Fehlende Abgrenzung von Terrorfreunden: Das totale Versagen der Palästina-Solidarität

In neun Monaten gab es keine einzige Großdemonstration gemäßigter Pro-Palästinenser. Was stimmt mit denen nicht?

Sebastian Leber
Ein Zwischenruf von Sebastian Leber

Stand:

Als Journalist, der seit Oktober vergangenen Jahres wiederholt über Aufmärsche von Israelfeinden geschrieben hat, über antisemitische Entgleisungen und Aufrufe zum Auslöschen des jüdischen Staats, bin ich eine Frage mittlerweile gewohnt. Sie lautet: Warum berichten die deutschen Medien ständig über hasserfüllte Extremisten, aber nie über die vernünftigen, moderaten pro-palästinensischen Demonstrationen? Warum bitteschön werden die legitimen Proteste der Gemäßigten nicht abgebildet?

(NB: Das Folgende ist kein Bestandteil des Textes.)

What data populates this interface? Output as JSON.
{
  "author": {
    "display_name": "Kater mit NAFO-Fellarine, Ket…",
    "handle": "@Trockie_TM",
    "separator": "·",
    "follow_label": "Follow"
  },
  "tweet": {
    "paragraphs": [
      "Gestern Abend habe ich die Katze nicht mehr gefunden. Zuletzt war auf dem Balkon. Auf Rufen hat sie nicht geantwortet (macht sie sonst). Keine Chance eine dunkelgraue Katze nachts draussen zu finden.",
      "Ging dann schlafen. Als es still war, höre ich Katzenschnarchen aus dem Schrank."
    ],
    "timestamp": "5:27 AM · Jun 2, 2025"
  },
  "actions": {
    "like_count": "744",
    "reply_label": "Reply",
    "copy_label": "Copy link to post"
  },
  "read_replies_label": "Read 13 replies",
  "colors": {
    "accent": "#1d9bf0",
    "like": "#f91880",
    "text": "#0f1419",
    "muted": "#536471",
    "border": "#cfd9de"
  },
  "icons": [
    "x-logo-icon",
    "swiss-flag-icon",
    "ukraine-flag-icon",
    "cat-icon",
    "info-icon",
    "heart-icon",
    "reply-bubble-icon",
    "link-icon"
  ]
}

Die Antwort ist simpel: Weil es keine gibt.

Dabei wäre es für das pro-palästinensische Lager seit Beginn des jüngsten Gazakriegs so einfach gewesen, die Sympathien der deutschen Öffentlichkeit für sich zu gewinnen. Zum Beispiel mit Protesten für einen Waffenstillstand sowie eine friedliche Koexistenz an der Seite Israels. Es hätte Kongresse und Benefizkonzerte und Lichterketten organisieren können, die sich für das Leben der Zivilisten in Gaza einsetzen – bei denen Hamas-Unterstützer jedoch ebenso wenig willkommen sind wie Sprechchöre, die das Existenzrecht Israels bestreiten. Es hätte humanistisch geprägte Bündnisse schmieden können, die Terror klar verurteilen.

Nichts davon hat es in den vergangenen neun Monaten zustande gebracht. Was für ein Versagen.

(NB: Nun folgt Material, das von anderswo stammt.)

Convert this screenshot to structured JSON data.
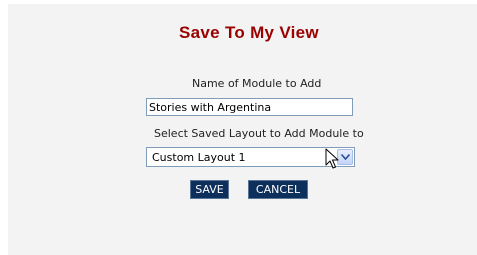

Alle größeren Veranstaltungen, die in der Öffentlichkeit als „pro-palästinensisch“ firmierten, wurden von Menschen organisiert und wesentlich geprägt, die Israel das Existenzrecht absprechen. Dazu zählen die Proteste an den Universitäten, das Zeltlager auf der Reichstagswiese, der sogenannte „Palästina-Kongress“, Dutzende Großdemonstrationen und viele medienwirksame Störaktionen. Während Extremisten die Öffentlichkeit gesucht und gefunden haben, blieben die Gemäßigten, sollte es sie denn in Massen geben, massenhaft zu Hause.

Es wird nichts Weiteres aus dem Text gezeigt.